The effects of the wars, the subsequent changed political landscape, increasing protectionism and the 1929 economic crash, caused the Company to be less dependent on its original strategy for inter dependence and mutually beneficial interplay between the businesses it controlled. Initiatives to expand the local markets, where EAC had gained strong footholds, became a new focus area.  Products and services from third parties were being included in the Company’s trading and shipping portfolio, resulting in significant increase in the Company’s turnover.

EAC’s network of offices continued to expand and many new representations were added, including a presence in South Africa.

The third period, from immediately after the Second World War up to the end of 1970s, was characterized by continued strong growth and the Company’s network of offices and engagement in industrial venture reached world-wide coverage.
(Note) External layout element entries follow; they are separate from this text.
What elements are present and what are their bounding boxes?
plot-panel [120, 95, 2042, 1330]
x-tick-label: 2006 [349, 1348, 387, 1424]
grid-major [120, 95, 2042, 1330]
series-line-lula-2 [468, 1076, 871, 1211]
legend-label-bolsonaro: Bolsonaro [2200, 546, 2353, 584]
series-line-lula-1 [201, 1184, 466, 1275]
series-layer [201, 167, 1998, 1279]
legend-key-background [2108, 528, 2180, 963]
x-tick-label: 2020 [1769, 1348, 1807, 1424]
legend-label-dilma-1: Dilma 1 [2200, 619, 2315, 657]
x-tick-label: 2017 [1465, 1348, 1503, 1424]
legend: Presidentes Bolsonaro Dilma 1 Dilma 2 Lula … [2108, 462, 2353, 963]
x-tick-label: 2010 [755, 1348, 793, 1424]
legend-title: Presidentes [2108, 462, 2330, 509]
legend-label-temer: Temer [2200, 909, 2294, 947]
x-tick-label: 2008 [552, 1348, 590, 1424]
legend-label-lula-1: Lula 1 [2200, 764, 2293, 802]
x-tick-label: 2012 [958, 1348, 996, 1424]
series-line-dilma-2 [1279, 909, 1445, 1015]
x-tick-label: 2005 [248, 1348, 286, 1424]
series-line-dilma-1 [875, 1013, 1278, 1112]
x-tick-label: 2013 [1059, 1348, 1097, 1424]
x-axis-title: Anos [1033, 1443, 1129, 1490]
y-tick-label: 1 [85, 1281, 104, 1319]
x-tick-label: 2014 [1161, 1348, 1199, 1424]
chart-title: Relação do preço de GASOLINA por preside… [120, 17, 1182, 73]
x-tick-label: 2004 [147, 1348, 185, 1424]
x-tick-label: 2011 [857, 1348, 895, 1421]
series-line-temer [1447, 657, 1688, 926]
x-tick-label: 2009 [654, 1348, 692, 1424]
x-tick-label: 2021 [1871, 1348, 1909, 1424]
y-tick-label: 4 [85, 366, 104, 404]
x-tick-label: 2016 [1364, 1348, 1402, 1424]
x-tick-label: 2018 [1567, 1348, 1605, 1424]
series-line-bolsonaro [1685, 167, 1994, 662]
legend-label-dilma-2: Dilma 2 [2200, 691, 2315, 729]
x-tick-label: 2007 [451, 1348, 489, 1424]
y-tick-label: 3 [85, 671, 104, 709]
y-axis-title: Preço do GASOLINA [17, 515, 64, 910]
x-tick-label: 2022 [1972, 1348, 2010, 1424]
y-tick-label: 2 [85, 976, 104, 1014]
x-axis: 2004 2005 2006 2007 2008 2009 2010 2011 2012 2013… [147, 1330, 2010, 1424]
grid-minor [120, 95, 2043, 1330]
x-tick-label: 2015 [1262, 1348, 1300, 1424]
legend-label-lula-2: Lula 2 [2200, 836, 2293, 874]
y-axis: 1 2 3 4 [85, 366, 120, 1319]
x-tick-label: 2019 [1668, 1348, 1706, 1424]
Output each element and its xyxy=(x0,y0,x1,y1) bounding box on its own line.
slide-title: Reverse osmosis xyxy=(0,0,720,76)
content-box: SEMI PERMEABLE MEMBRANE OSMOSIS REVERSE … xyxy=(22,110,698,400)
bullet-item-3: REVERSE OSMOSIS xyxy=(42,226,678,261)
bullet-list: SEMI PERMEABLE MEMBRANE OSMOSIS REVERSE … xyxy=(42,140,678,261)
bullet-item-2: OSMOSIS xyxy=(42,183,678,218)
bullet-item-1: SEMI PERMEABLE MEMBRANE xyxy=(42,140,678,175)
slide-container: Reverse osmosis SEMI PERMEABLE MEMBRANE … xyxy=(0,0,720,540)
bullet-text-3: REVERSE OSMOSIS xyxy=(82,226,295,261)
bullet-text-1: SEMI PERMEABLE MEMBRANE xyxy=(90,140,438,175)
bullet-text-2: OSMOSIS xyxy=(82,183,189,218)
Apart from its unique presence in most Asian countries, the Company also became well established with own offices and investments on the African continent, Australia as well as South and North America.

The Company developed into the largest conglomerate in Scandinavia with a network of about 70 branch offices, more than 180 subsidiary companies and its own fleet of 25 modern cargo vessels deployed in the world’s major trade lanes. These many enterprises were located in 50 countries and the Company employed approximately 40,000 people.

During the previous period of rapid expansion, the Company’s debt had increased significantly and with exceptional high interest rates at the time, the Company’s profitability had come under threat.

The fourth period, from 1980 to 2006, therefore, focused on transformation and streamlining the Company’s vast and diversified business. Divestment or closure of non-strategic businesses were pursued and the Company became a smaller company, organized in 5 product-orientated divisions. In 1990, the number of employees had been reduced to 16,000.

During the 1990s, the transformation of the Company continued, and a new strategy for EAC to become a major Asian nutrition food company was adopted. This strategy was based on the business platform of the Dumex Division – one of the Company’s five product divisions.  The Dumex business, based on pharmaceutical and nutrition products, was established by EAC in India in the late 1950s and subsequently expanded to other Asian countries, including China. In 2005, however, in response to an unsolicited offer from Dutch Royal Numico N.V., the Dumex nutrition business was sold for DKK 9 billion.

The Company was now left with only three businesses with a turnover of DKK 3 billion, a market value of DKK 11 billion employing 4,000 people. With a cash position of more than DKK 8 billion, the board of directors considered various strategic alternatives for the Company to pursue. It was decided, however, to recommend to shareholders to distribute the company’s cash position in one dividend disbursement. At the same time, the board committed to develop the Company’s remaining three businesses to maximize their value, divest them and distribute the proceeds to shareholders as dividend pay-outs.

After disposing of two of the three remaining businesses, the Company’s listing on the Copenhagen stock exchange, which dates back to 1897, was transferred to the third and last business unit, Santa Fe Group Limited, which is headquartered in London, United Kingdom.